The levy was introduced in 2021 to raise funds for pandemic-related expenditure but had long been criticised for increasing the cost of doing business.
The decision to repeal the levy received broad support from both sides of the House and was presented as part of the government’s wider commitment in the 2026 Budget to simplify the indirect tax system, reduce the cost of business and support economic recovery.
The Minister of Finance, Dr Cassiel Ato Forson, explained that the tax had served its initial purpose and no longer fit into the country’s current tax strategy. He noted that the repeal forms part of a wider overhaul of the VAT system aimed at making it more transparent and supportive of growth.

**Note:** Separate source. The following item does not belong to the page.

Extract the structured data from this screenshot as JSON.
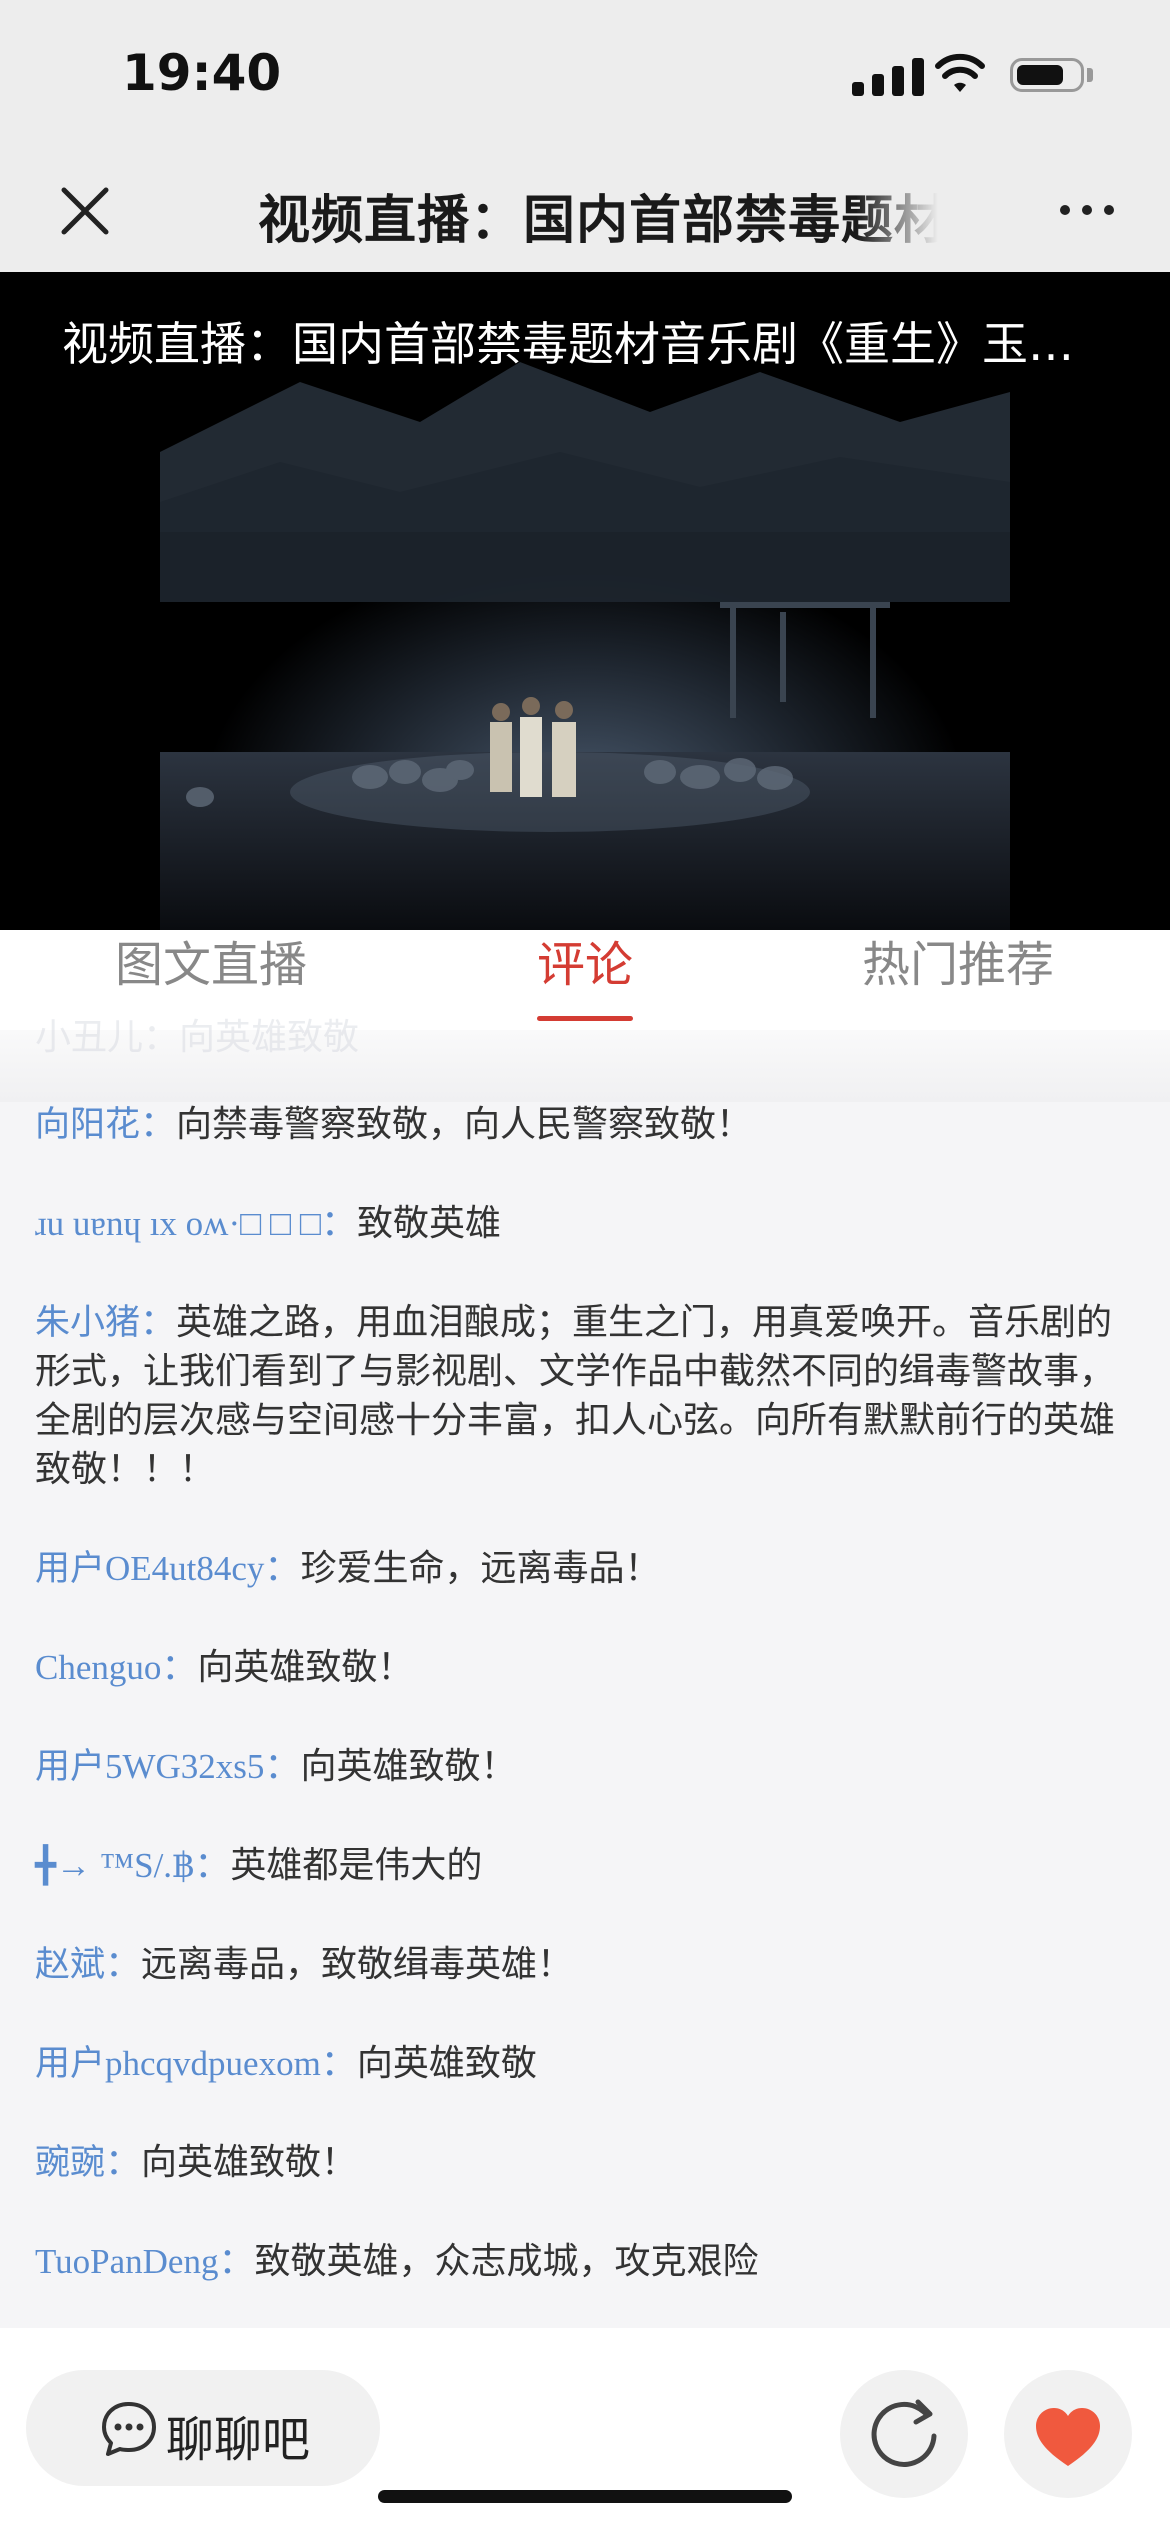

Presenting the Finance Committee’s report, the committee’s chairman, Isaac Adongo, said removing the levy would lead to an estimated revenue loss of about GH¢3 billion. He added, however, that the ministry was confident ongoing tax reforms would boost business activity and help recover the expected shortfall.
During the debate, the Minority Leader, Alexander Afenyo-Markin, criticised the government for what he described as inconsistent decision-making.
He argued that while the repeal was being presented as a measure to ease the tax burden, the same government had recently approved large tax exemptions, including a 20 per cent concession worth $10.4 million to a foreign company.
He also noted that electricity tariffs had increased by a cumulative 18.4 per cent this year alone, despite earlier commitments to reduce the cost of utilities for households and businesses.
He challenged the government to demonstrate a genuine commitment to easing the pressure on citizens by scrapping the levy on diesel and petrol and reversing recent tariff hikes. The Minority Leader also expressed disappointment on behalf of spare parts dealers, saying they had been assured that taxes on imported spare parts would be removed, yet no such provision was reflected in the 2026 Budget.
The bill now awaits presidential assent to formally abolish the levy.